Objectives To review management and pregnancy outcomes of women with HIV (human immunodeficiency virus) in a London teaching hospital.

Method Retrospective review of HIV positive women who delivered over a two-year period between 2008–2010.

Results 43 women who were HIV positive booked at our unit. 81% (n=35) delivered in our hospital (6% miscarried and 17% delivered at their local hospitals).

At the time of abstract submission, the authors only had complete data sets for women who delivered at this hospital.

The mean age was 35 years. Out of 74% of women with a documented ethnicity, 85% were born in sub-Saharan Africa. 3 of the women were first diagnosed in this pregnancy. All women were offered anomaly and third trimester growth scans and screening for sexually transmitted infections at booking. They were regularly reviewed by a multi-disciplinary team.

89 % (n=31) had an undetectable viral load at delivery. 31% (n=11) achieved a vaginal delivery. 11% (n=4) had a Caesarean section for a detectable viral load and 11% had an elective Caesarean section for maternal request with an undetectable viral load.

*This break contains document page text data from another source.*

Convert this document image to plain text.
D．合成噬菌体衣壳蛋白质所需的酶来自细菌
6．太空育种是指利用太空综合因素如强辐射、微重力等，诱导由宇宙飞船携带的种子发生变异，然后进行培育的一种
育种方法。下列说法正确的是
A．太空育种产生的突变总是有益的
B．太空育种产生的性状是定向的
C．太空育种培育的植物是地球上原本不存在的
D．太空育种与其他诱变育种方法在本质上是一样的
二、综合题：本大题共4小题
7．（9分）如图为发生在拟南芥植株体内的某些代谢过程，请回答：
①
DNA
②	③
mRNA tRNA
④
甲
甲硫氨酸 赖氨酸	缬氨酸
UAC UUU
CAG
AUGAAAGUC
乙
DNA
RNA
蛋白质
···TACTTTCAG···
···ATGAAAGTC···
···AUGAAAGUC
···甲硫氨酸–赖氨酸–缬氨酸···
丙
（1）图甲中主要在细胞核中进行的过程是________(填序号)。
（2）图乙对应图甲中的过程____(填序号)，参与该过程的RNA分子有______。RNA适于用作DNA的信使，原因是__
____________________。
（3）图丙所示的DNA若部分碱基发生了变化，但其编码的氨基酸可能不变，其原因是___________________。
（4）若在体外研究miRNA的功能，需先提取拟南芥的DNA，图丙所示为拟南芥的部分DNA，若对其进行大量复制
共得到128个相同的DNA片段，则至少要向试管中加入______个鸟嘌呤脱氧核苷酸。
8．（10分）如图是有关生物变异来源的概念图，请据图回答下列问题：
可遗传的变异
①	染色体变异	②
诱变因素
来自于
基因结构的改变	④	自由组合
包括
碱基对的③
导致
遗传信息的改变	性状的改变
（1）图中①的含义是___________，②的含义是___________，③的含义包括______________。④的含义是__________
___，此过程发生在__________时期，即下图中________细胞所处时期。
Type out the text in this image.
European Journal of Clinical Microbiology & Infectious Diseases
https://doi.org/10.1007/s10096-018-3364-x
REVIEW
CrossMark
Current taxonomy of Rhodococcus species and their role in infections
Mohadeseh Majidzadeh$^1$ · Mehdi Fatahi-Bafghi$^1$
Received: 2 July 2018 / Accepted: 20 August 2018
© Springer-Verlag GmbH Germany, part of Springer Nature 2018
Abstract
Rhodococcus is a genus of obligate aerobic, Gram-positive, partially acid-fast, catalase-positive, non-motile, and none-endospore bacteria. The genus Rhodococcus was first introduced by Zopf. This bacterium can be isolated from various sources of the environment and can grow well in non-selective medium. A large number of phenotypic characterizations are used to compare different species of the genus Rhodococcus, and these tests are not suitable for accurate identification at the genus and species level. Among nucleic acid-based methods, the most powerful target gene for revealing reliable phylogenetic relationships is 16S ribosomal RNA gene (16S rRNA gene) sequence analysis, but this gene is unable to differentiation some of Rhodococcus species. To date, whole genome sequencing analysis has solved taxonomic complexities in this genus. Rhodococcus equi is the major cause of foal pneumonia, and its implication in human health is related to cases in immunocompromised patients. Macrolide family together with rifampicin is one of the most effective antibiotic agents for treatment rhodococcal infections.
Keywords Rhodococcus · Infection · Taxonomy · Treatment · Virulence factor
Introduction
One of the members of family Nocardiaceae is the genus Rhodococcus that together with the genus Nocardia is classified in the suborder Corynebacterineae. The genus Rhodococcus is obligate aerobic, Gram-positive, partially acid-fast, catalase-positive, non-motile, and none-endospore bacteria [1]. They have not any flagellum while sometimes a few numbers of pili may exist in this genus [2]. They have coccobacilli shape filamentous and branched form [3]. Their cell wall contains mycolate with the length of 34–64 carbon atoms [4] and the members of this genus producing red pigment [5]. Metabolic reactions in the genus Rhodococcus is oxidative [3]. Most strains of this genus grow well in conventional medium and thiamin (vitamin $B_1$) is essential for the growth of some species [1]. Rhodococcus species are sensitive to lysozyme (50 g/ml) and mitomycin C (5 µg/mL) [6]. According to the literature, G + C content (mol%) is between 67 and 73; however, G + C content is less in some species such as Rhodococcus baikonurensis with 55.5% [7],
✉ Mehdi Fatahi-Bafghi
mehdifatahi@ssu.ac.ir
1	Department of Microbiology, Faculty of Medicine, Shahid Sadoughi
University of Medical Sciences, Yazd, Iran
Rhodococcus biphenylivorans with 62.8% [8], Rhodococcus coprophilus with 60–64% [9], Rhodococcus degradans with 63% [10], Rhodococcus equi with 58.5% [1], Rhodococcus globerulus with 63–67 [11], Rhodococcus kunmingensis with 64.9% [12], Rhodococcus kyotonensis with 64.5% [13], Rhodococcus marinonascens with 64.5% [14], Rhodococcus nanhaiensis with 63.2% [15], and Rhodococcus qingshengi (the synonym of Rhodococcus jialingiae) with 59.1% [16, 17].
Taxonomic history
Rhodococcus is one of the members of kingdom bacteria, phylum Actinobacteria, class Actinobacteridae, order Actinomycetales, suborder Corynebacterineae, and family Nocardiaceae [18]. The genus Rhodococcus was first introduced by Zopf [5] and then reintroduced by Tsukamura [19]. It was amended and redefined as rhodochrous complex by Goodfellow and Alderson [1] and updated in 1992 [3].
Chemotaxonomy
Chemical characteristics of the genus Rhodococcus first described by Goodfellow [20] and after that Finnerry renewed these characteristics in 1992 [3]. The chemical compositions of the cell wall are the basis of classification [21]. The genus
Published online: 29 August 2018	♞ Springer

The remainder of Caesarean sections were for obstetric reasons.

All women who delivered by vaginal delivery had spontaneous rupture of membranes and their babies were bathed immediately after delivery. None of the babies tested positive for the virus.

Conclusion Our management of HIV positive women in accordance with national guidelines has successfully enabled women to labour and deliver with minimum intervention and no vertical transmission.